For the foregoing reasons, this suit is dismissed for failure to state a claim upon which relief may be granted. Plaintiff having responded to the motion to dismiss, his motions for extensions of time are denied as moot. Plaintiff is warned that if a prisoner has had a total of three federal cases or appeals dismissed as frivolous, malicious, or failing to state a claim, he may not file suit in federal court without prepaying the filing fee unless he is in imminent danger of serious physical injury. 28 U.S.C. § 1915(g).

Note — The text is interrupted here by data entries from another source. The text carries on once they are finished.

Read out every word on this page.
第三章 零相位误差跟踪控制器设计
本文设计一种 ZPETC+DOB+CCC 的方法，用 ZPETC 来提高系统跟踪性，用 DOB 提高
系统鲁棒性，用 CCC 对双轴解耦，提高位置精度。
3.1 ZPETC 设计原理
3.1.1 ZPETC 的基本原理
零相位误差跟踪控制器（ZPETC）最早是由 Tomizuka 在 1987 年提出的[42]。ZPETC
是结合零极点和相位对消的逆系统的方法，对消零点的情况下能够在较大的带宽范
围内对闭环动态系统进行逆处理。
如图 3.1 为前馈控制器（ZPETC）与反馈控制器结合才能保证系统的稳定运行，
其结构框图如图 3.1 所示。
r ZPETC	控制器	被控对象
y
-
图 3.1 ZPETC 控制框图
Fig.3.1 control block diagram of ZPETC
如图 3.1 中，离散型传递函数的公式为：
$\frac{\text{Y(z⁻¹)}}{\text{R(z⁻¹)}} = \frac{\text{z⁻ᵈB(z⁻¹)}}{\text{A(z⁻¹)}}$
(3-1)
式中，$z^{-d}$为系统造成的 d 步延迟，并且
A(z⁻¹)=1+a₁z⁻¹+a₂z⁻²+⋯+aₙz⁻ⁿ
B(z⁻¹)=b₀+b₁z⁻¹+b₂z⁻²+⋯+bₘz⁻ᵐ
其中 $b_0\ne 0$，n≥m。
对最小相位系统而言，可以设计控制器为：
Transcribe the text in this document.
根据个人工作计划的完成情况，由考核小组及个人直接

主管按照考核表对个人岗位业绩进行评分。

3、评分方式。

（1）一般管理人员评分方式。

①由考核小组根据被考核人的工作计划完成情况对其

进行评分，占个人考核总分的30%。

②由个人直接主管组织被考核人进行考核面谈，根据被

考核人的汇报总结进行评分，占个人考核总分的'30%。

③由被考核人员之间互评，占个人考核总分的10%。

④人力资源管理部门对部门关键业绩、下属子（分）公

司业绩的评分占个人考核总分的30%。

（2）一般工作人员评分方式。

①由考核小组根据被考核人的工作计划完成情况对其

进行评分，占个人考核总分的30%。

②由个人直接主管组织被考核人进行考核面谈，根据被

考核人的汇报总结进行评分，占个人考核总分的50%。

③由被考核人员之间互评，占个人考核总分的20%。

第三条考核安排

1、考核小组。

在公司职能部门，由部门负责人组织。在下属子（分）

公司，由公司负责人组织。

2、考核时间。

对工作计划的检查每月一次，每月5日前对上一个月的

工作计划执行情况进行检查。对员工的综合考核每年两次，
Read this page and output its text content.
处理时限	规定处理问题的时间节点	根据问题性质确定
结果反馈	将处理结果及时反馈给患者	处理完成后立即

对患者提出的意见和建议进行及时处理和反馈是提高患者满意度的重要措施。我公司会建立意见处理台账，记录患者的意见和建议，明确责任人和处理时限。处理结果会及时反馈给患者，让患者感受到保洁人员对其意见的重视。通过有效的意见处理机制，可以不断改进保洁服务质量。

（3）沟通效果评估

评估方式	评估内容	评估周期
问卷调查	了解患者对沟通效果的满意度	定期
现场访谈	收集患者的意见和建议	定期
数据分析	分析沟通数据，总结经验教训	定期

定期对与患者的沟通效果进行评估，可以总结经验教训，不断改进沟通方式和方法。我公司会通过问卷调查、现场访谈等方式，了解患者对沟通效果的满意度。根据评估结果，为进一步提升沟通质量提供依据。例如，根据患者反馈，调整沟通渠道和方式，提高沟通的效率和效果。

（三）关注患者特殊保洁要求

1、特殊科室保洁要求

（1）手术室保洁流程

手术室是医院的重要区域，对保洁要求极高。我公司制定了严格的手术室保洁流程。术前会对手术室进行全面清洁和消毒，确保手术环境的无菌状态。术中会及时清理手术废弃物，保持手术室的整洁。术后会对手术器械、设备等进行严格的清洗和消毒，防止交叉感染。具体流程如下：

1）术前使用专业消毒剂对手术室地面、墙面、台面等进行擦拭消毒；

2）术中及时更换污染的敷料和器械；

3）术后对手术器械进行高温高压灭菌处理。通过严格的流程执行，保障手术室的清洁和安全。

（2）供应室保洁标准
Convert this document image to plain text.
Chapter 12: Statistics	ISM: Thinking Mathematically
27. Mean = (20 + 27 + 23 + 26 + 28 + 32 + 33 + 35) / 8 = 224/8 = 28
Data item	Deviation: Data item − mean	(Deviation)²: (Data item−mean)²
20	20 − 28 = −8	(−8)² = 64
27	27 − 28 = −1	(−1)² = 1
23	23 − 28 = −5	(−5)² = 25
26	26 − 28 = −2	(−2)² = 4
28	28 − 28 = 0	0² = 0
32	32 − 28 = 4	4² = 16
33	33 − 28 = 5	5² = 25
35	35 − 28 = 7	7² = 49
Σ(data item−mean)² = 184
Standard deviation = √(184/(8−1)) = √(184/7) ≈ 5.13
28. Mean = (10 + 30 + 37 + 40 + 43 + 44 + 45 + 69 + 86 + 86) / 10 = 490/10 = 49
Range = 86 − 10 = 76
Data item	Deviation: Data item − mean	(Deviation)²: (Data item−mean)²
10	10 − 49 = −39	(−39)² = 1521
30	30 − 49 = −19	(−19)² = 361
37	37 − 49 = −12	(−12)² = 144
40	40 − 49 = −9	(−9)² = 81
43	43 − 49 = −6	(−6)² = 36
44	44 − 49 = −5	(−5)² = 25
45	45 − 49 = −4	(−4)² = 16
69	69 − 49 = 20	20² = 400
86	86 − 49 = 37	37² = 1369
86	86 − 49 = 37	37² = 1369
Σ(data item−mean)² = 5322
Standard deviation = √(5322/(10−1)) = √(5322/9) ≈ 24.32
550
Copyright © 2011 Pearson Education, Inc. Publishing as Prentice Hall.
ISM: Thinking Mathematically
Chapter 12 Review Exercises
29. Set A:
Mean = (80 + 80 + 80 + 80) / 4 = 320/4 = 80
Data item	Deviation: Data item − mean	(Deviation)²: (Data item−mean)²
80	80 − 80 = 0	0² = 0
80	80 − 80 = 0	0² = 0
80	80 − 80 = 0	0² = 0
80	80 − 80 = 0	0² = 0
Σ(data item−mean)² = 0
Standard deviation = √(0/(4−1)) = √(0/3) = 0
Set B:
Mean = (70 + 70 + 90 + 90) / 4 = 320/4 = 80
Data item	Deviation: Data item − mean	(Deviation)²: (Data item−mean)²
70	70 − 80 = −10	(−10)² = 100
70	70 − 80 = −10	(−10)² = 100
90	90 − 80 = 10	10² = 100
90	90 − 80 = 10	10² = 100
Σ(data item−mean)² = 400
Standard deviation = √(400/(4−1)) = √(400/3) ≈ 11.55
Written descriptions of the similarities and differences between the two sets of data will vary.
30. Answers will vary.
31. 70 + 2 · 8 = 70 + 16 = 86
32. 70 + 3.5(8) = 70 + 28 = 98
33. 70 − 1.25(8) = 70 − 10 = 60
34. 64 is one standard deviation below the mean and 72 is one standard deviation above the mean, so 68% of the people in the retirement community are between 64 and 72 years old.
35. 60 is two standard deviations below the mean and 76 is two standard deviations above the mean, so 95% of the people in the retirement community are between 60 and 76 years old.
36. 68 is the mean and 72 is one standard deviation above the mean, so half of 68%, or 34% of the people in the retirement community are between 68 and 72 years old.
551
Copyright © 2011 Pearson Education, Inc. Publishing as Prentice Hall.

If plaintiff wishes to appeal this dismissal, he may file a notice of appeal with this court within thirty days of the entry of judgment. Fed. R. App. P. 4(a)(4). A motion for leave to appeal in forma pauperis should set forth the issues plaintiff plans to present on appeal. See Fed. R. App. P. 24(a)(1)(C). If plaintiff appeals, he will be liable for the $455 appellate filing fee irrespective of the outcome of the appeal. Evans v. Illinois Dep't of Corr., 150 F.3d 810, 812 (7th Cir. 1998). Further, if the appeal is found to be non-meritorious, plaintiff may also accumulate another "strike."

IT IS THEREFORE ORDERED that defendants' motion to dismiss (Doc. 24) the complaint for failure to state a claim is granted. The complaint is dismissed with prejudice pursuant to Fed. R. Civ. P. 12(b)(6). The case is terminated. Plaintiff's motions for extensions of time (Docs. 47 and 56) are denied as moot. This dismissal counts as one of plaintiff's three allotted dismissals under 28 U.S.C. § 1915(g).